Future of string lambda functions/string predicate functions

bearophile bearophileHUGS at lycos.com
Tue Aug 6 17:54:06 PDT 2013


Jakob Ovrum:

>> My opinion is that lambdas are more clean, and I usually 
>> prefer them, but in certain situations I prefer string lambdas.
>
> I think those few situations should forego string lambdas in 
> favour of reduced cognitive load and increased consistency.

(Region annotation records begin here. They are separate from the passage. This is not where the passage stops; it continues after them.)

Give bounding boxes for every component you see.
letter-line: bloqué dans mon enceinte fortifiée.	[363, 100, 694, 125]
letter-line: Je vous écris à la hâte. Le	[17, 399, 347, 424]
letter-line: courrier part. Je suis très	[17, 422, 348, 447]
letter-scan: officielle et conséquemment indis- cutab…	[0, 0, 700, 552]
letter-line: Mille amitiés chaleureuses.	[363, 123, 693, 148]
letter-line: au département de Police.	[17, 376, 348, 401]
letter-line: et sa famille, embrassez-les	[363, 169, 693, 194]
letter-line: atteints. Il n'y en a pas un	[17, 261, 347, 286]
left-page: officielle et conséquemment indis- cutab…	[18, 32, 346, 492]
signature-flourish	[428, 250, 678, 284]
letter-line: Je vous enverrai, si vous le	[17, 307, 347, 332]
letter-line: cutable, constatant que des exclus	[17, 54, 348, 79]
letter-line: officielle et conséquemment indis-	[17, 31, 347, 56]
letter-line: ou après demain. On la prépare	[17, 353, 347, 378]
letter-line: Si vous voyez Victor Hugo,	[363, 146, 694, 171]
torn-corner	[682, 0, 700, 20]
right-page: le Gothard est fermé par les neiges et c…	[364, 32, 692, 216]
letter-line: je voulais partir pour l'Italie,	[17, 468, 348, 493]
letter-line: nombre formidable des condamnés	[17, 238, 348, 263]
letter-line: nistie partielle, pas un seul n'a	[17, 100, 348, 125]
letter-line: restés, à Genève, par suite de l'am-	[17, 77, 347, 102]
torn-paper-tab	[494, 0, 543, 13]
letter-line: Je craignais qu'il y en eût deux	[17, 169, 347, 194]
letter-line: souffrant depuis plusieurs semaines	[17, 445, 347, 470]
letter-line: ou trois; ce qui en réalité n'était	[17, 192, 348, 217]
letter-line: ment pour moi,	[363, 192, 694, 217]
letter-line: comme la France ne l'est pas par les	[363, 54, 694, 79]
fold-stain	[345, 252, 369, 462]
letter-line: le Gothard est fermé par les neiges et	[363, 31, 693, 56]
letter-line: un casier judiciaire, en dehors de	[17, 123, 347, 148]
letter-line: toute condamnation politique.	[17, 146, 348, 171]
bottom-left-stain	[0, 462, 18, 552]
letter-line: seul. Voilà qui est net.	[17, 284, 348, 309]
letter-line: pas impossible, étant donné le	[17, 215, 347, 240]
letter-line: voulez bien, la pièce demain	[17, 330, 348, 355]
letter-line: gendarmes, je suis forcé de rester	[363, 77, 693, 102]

In Scala they sometimes use lambdas where arguments are 
underscores 
(http://stackoverflow.com/questions/7673545/usage-of-in-scala-lambda-functions 
).

It's not good to give names to lambda arguments every time. In a 
program it's useful to give names to variables to make them more 
readable, but if you look at Haskell code you see several 
variable names like "a", "b", etc. They use such variable names 
not because they are lazy people, but because you are writing a 
very generic function, and very short names are good to remind 
you they are not important for their semantics, but for other 
things, like their position.

Using default names as 'a' and 'b' for very simple lambdas is 
nice. And "(a, b) => a > b)" doesn't give more information than 
"q{a > b}".

In functional-style code it's important to have means, when you 
desire it, to write compact code.

So I'd like to keep the string lambdas.